Another issue which people need to be aware of is that once published online, there is no delete button and this is a significant issue for society. He highlighted the example of someone wrongly found guilty of a crime. Previously all those records would have been sealed and inaccessible to the public, but now the initial reports will remain online forever, even when the person has been cleared of the crime.

Asked if Google is going to change the open way it accepts apps to Google Play, he said: "We are not going to police apps ahead of time. [It is] better to have a more open structure and when people find something they don't like, we will do something about it. This will probably continue to be the way [we operate]. It is a reactive model."

Motorola acquisition and Google+

Google's acquisition of Motorola Mobility for £7.9bn was approved by China last week and the deal was finally completed this week and while most reports suggest the acquisition was motivate by Motorola's huge patent cache, Schmidt gave another reason for the company's biggest acquisition to date. "We wanted to have a stake in a hardware business and Motorola was 100 percent Android."

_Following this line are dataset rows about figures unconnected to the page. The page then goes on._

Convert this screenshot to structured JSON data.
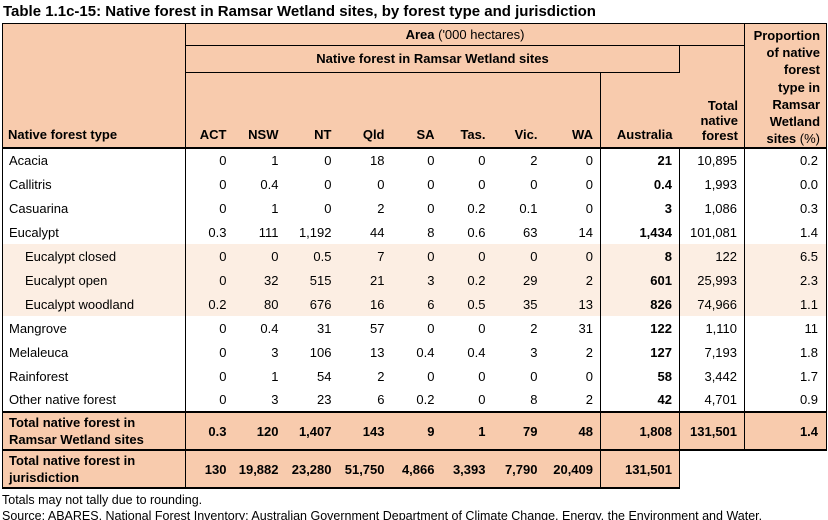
{
  "title": "Table 1.1c-15: Native forest in Ramsar Wetland sites, by forest type and jurisdiction",
  "colors": {
    "header_bg": "#F8CBAD",
    "subrow_bg": "#FCEEE3",
    "border": "#000000"
  },
  "table": {
    "header": {
      "row_label": "Native forest type",
      "area_label": "Area",
      "area_unit": "('000 hectares)",
      "ramsar_group": "Native forest in Ramsar Wetland sites",
      "jurisdictions": [
        "ACT",
        "NSW",
        "NT",
        "Qld",
        "SA",
        "Tas.",
        "Vic.",
        "WA",
        "Australia"
      ],
      "total_col": "Total native forest",
      "proportion_label": "Proportion\nof native\nforest\ntype in\nRamsar\nWetland\nsites",
      "proportion_unit": "(%)"
    },
    "rows": [
      {
        "label": "Acacia",
        "indent": false,
        "tint": false,
        "values": [
          "0",
          "1",
          "0",
          "18",
          "0",
          "0",
          "2",
          "0",
          "21",
          "10,895",
          "0.2"
        ]
      },
      {
        "label": "Callitris",
        "indent": false,
        "tint": false,
        "values": [
          "0",
          "0.4",
          "0",
          "0",
          "0",
          "0",
          "0",
          "0",
          "0.4",
          "1,993",
          "0.0"
        ]
      },
      {
        "label": "Casuarina",
        "indent": false,
        "tint": false,
        "values": [
          "0",
          "1",
          "0",
          "2",
          "0",
          "0.2",
          "0.1",
          "0",
          "3",
          "1,086",
          "0.3"
        ]
      },
      {
        "label": "Eucalypt",
        "indent": false,
        "tint": false,
        "values": [
          "0.3",
          "111",
          "1,192",
          "44",
          "8",
          "0.6",
          "63",
          "14",
          "1,434",
          "101,081",
          "1.4"
        ]
      },
      {
        "label": "Eucalypt closed",
        "indent": true,
        "tint": true,
        "values": [
          "0",
          "0",
          "0.5",
          "7",
          "0",
          "0",
          "0",
          "0",
          "8",
          "122",
          "6.5"
        ]
      },
      {
        "label": "Eucalypt open",
        "indent": true,
        "tint": true,
        "values": [
          "0",
          "32",
          "515",
          "21",
          "3",
          "0.2",
          "29",
          "2",
          "601",
          "25,993",
          "2.3"
        ]
      },
      {
        "label": "Eucalypt woodland",
        "indent": true,
        "tint": true,
        "values": [
          "0.2",
          "80",
          "676",
          "16",
          "6",
          "0.5",
          "35",
          "13",
          "826",
          "74,966",
          "1.1"
        ]
      },
      {
        "label": "Mangrove",
        "indent": false,
        "tint": false,
        "values": [
          "0",
          "0.4",
          "31",
          "57",
          "0",
          "0",
          "2",
          "31",
          "122",
          "1,110",
          "11"
        ]
      },
      {
        "label": "Melaleuca",
        "indent": false,
        "tint": false,
        "values": [
          "0",
          "3",
          "106",
          "13",
          "0.4",
          "0.4",
          "3",
          "2",
          "127",
          "7,193",
          "1.8"
        ]
      },
      {
        "label": "Rainforest",
        "indent": false,
        "tint": false,
        "values": [
          "0",
          "1",
          "54",
          "2",
          "0",
          "0",
          "0",
          "0",
          "58",
          "3,442",
          "1.7"
        ]
      },
      {
        "label": "Other native forest",
        "indent": false,
        "tint": false,
        "values": [
          "0",
          "3",
          "23",
          "6",
          "0.2",
          "0",
          "8",
          "2",
          "42",
          "4,701",
          "0.9"
        ]
      }
    ],
    "total_rows": [
      {
        "label": "Total native forest in Ramsar Wetland sites",
        "values": [
          "0.3",
          "120",
          "1,407",
          "143",
          "9",
          "1",
          "79",
          "48",
          "1,808",
          "131,501",
          "1.4"
        ]
      },
      {
        "label": "Total native forest in jurisdiction",
        "values": [
          "130",
          "19,882",
          "23,280",
          "51,750",
          "4,866",
          "3,393",
          "7,790",
          "20,409",
          "131,501"
        ]
      }
    ]
  },
  "footnotes": [
    "Totals may not tally due to rounding.",
    "Source: ABARES, National Forest Inventory; Australian Government Department of Climate Change, Energy, the Environment and Water."
  ]
}
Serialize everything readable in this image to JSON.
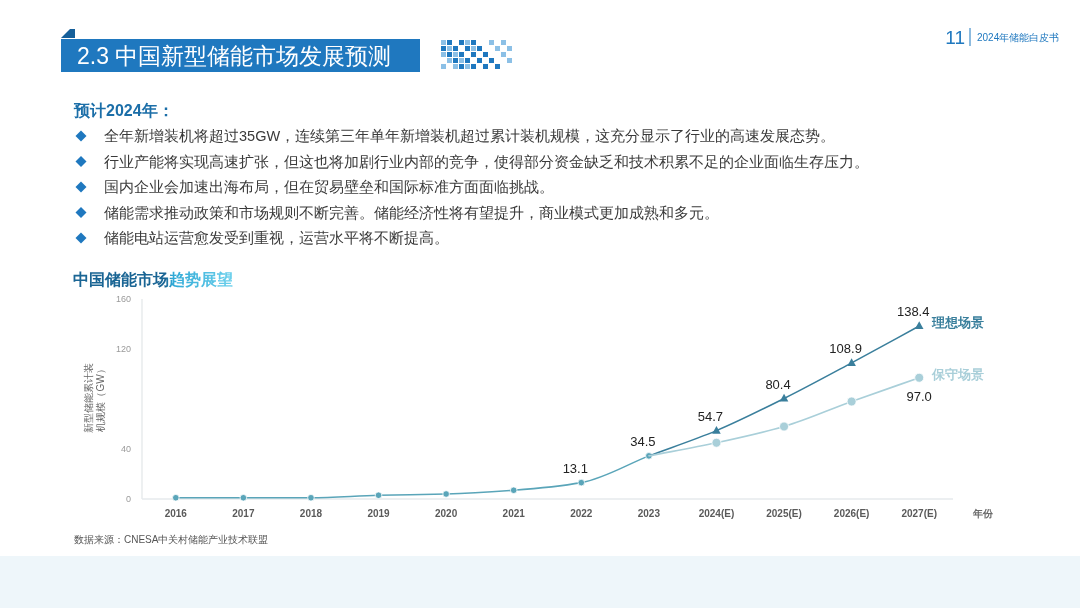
{
  "chart_data": {
    "type": "line",
    "title": "中国储能市场趋势展望",
    "ylabel": "新型储能累计装机规模（GW）",
    "xlabel": "年份",
    "categories": [
      "2016",
      "2017",
      "2018",
      "2019",
      "2020",
      "2021",
      "2022",
      "2023",
      "2024(E)",
      "2025(E)",
      "2026(E)",
      "2027(E)"
    ],
    "series": [
      {
        "color": "#5aa5b9",
        "marker": "circle",
        "values": [
          1,
          1,
          1,
          3,
          4,
          7,
          13.1,
          34.5,
          null,
          null,
          null,
          null
        ],
        "value_labels": [
          null,
          null,
          null,
          null,
          null,
          null,
          "13.1",
          "34.5",
          null,
          null,
          null,
          null
        ]
      },
      {
        "name": "理想场景",
        "color": "#3a7f9c",
        "marker": "triangle",
        "values": [
          null,
          null,
          null,
          null,
          null,
          null,
          null,
          34.5,
          54.7,
          80.4,
          108.9,
          138.4
        ],
        "value_labels": [
          null,
          null,
          null,
          null,
          null,
          null,
          null,
          null,
          "54.7",
          "80.4",
          "108.9",
          "138.4"
        ]
      },
      {
        "name": "保守场景",
        "color": "#a9cfd9",
        "marker": "circle",
        "values": [
          null,
          null,
          null,
          null,
          null,
          null,
          null,
          34.5,
          45,
          58,
          78,
          97.0
        ],
        "value_labels": [
          null,
          null,
          null,
          null,
          null,
          null,
          null,
          null,
          null,
          null,
          null,
          "97.0"
        ]
      }
    ],
    "ylim": [
      0,
      160
    ],
    "yticks": [
      0,
      40,
      120,
      160
    ],
    "grid": false,
    "legend": false,
    "line_style": "solid",
    "annotations": [
      "2.3 中国新型储能市场发展预测",
      "11",
      "2024年储能白皮书",
      "预计2024年：",
      "全年新增装机将超过35GW，连续第三年单年新增装机超过累计装机规模，这充分显示了行业的高速发展态势。",
      "行业产能将实现高速扩张，但这也将加剧行业内部的竞争，使得部分资金缺乏和技术积累不足的企业面临生存压力。",
      "国内企业会加速出海布局，但在贸易壁垒和国际标准方面面临挑战。",
      "储能需求推动政策和市场规则不断完善。储能经济性将有望提升，商业模式更加成熟和多元。",
      "储能电站运营愈发受到重视，运营水平将不断提高。",
      "数据来源：CNESA中关村储能产业技术联盟"
    ]
  }
}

Asked about the future plans for Motorola, Schmidt said: "More investment in Motorola products under the Motorola brand, which will be run as a separate division."

Google launched its social network, Google+ in the last year and lots of reports in the past couple of months have suggested that Google has been disappointed with the uptake of the service. Schmidt said that the problem with these rumours was they were based on internal goals which don't exist: "We don't have internal goals."

Schmidt said the social network was "doing well" and had well over 150 million users. Google+ was "doing better than I expected" considering how late it was to market compared to the likes of Facebook.

He added that comparing the service to Facebook was not a good idea, but said that if Google+ was as successful as Facebook over a similar time period, that would be a success.

What is the future of Google?

When asked what the future holds for Google, Schmidt said that it was a matter of "going from syntax to symantics." It is a case of going from a list of ten results you seen returned now to a search query, to an insightful answer to whatever question is asked of Google.

Schmidt said Google can currently answer questions about facts, such as what is the capital of Spain or who is the UK prime minister, but it cannot really answer general questions.